Type mismatch error when invoking method in Scala

1
votes

I have a base class, and subclasses MString and MInt from it. 

abstract class Base[T](val name:java.lang.String = "") {
    def encode(value:T) : Array[Byte]
}

class MString extends Base[String](name = "string") {
    def encode(value:String) = {
        Array[Byte](10,20)
    }
}

class MInt extends Base[Int](name = "int") {
    def encode(value:Int) = {
        Array[Byte](100,11)
    }
}

I have a map that connects the class name and an instance of it. 

val m = Map[String, Base[_]]("string" -> new MString, "int" -> new MInt)

With this map, I was trying to use a string as a key to retrieve the object and invoke the encode method. 

println(m("string").encode("A"))
println(m("int").encode(10))

However, I got type mismatch errors:

error: type mismatch;
 found   : String("A")
 required: _$1 where type _$1
    println(m("string").encode("A"))
                               ^
/Users/smcho/code/codetemplate/_pl/scala/_learn/exploration/2016/04/03. type_inference.scala:25: error: type mismatch;
 found   : Int(10)
 required: _$1 where type _$1
    println(m("int").encode(10))

The solution is to specialize with asInstanceOf.

println(m("string").asInstanceOf[MString].encode("A"))
println(m("int").asInstanceOf[MInt].encode(10))

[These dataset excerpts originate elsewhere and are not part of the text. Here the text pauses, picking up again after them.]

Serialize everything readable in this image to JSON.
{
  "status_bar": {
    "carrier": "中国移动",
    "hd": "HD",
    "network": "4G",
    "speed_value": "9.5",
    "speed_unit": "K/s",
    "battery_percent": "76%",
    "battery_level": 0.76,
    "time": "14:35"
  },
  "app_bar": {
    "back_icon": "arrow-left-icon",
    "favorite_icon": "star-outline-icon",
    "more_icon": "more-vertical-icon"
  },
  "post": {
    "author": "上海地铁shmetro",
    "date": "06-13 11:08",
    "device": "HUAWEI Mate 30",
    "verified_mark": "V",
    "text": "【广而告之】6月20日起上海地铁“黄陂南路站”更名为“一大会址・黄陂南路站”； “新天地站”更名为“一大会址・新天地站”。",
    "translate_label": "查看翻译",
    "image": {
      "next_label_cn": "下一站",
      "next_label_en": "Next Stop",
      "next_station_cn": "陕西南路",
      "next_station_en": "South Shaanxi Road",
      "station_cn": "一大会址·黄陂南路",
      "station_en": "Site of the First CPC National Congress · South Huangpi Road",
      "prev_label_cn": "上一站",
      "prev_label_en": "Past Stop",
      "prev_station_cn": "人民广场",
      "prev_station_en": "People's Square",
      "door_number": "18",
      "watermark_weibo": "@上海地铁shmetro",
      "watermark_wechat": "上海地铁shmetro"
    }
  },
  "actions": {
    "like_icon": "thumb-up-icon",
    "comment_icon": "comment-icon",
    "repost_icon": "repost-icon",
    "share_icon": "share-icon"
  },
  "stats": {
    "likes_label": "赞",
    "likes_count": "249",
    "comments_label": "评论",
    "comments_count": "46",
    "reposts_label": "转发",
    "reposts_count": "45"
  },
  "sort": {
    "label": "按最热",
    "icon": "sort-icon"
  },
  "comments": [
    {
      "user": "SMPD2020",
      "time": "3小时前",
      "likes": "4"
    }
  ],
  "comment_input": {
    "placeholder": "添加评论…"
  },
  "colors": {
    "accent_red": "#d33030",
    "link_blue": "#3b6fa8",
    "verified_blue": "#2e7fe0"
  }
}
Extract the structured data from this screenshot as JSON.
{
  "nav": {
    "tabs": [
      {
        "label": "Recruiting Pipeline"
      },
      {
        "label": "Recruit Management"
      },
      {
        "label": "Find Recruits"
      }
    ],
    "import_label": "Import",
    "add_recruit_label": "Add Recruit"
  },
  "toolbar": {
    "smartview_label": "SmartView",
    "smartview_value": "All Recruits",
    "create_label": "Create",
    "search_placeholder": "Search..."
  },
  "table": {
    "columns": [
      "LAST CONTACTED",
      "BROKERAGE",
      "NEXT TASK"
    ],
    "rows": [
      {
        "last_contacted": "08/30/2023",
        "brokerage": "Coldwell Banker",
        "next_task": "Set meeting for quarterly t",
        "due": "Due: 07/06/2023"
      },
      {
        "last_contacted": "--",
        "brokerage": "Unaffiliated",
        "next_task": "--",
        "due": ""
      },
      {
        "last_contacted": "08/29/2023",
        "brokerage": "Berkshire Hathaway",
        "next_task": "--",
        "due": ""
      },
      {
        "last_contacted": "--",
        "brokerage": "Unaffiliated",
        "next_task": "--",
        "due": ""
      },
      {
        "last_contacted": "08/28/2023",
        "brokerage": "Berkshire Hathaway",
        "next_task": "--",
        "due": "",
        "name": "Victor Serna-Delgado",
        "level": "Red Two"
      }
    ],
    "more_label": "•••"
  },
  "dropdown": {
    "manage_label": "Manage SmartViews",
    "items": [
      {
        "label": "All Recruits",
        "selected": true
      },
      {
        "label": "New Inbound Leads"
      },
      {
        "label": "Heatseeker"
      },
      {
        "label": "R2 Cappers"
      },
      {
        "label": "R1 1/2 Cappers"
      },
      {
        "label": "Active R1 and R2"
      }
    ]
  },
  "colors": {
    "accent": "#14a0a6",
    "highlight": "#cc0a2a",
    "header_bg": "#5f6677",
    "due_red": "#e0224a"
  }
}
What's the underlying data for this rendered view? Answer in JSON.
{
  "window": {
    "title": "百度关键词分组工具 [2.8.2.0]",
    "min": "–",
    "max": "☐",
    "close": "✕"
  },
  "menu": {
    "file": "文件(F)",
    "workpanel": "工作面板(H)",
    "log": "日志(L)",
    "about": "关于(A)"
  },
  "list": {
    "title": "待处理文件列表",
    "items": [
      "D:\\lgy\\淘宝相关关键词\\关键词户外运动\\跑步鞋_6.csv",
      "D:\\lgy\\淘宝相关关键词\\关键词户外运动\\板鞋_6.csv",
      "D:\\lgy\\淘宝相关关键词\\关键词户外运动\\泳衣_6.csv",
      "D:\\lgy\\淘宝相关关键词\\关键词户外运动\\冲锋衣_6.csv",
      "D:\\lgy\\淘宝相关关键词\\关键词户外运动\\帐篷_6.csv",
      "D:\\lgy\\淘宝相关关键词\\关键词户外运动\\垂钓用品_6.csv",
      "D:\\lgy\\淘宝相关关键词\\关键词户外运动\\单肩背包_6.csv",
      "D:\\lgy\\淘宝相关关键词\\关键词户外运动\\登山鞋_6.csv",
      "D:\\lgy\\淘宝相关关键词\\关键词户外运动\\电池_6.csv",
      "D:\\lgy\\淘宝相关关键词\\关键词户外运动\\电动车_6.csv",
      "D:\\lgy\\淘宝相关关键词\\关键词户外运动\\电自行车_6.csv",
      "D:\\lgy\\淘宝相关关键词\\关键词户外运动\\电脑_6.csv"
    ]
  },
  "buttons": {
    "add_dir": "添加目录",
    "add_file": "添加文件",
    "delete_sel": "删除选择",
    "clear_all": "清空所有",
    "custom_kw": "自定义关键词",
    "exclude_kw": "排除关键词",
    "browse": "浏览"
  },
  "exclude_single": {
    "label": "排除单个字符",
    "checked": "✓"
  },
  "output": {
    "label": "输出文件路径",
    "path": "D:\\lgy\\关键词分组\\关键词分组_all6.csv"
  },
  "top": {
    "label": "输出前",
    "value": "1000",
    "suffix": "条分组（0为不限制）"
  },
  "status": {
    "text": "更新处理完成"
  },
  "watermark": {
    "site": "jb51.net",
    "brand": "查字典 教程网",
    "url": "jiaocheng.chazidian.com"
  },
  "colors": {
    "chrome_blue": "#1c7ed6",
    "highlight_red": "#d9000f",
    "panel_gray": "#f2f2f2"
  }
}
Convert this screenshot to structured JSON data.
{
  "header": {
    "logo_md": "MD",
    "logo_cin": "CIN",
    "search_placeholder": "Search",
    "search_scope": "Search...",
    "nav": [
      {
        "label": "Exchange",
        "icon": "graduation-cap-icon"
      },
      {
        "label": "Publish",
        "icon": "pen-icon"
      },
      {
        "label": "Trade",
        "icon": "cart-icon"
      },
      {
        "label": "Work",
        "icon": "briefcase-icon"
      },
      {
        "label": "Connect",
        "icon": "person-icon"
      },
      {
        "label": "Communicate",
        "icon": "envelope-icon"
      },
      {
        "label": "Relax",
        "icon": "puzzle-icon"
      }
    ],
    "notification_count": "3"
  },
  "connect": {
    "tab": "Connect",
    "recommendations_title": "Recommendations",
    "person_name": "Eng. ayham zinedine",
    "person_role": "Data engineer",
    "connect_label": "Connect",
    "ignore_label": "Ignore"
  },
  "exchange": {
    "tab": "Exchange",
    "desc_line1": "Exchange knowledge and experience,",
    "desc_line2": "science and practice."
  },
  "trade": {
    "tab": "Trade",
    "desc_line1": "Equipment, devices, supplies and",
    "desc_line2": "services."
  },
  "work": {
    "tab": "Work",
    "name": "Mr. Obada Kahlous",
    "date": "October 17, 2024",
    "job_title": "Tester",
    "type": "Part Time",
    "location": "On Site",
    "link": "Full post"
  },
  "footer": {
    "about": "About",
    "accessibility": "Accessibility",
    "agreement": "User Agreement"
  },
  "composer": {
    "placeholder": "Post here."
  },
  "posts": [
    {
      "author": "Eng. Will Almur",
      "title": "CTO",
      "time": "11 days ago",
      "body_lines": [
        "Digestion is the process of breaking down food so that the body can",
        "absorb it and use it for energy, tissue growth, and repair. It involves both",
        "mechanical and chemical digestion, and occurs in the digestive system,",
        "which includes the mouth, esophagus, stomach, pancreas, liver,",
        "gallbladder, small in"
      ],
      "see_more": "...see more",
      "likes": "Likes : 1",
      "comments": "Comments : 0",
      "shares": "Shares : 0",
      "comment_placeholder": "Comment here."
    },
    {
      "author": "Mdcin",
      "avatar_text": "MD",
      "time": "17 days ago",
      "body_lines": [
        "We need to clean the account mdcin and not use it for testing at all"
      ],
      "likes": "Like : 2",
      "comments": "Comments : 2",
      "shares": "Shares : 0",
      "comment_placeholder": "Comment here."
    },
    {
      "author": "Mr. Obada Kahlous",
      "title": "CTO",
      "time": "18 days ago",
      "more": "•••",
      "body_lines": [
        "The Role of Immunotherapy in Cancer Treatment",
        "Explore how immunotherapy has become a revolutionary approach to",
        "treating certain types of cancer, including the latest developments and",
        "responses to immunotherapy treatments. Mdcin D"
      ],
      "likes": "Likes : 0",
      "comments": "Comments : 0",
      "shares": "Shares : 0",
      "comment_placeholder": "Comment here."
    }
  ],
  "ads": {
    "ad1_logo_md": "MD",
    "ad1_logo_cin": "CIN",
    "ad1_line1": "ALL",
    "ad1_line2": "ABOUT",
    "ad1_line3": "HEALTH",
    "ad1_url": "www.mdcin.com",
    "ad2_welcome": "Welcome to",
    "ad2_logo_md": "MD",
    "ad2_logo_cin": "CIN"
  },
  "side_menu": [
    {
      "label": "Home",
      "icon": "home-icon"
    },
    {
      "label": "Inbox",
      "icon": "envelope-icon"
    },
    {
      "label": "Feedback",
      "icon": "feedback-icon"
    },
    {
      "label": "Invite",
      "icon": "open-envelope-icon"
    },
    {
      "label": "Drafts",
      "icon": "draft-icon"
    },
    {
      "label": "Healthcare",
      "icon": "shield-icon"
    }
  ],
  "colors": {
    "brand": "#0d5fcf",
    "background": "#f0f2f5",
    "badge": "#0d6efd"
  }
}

Why is this error? Isn't Scala compiler smart enough to invoke the method from the type of its parameter, for example ("A" -> encode(String) and 10 -> encode(Int))?

This is an issue for my code, as I have another map, and it is used to get the encoding results. 

val m2 = Map[String, Any]("int"->10, "string"->"A")

m2 foreach {
 case (key, value) => m(key).encode(value)
}

Any idea to solve this issue?

1
scalagenericstypes
You are retrieving values from a Map[String, Base[_]]. That will be a Base[_] (of unknown type). The compiler cannot know if it will be a MInt or a MString.Thilo

1 Answers

-1
votes

Maybe, I have no choice but to specialize each type that inherits from the Base class.

def encode(input:String, value:Any, m:Map[String, Base[_]]) = {
    if (input.startsWith("string")) 
        m("string").asInstanceOf[MString].encode(value.asInstanceOf[String])
    else if (input.startsWith("int"))
        m("int").asInstanceOf[MInt].encode(value.asInstanceOf[Int])
    else
        throw new Exception("Not supported type")
}

val m2 = Map[String, Any]("int"->10, "string"->"A")

m2 foreach {
    case (key, value) => println(encode(key, value, m).mkString(":"))
}

Running this code will show:

100:11
10:20

We can make the encode function simpler with match/case:

def encode2(input:String, value:Any, m:Map[String, Base[_]]) = {        
    input match {
        case input if input.startsWith("string") 
            => m("string").asInstanceOf[MString].encode(value.asInstanceOf[String])
        case input if input.startsWith("int") 
            => m("int").asInstanceOf[MInt].encode(value.asInstanceOf[Int])
        case _ => throw new Exception("Not supported type")
    }
}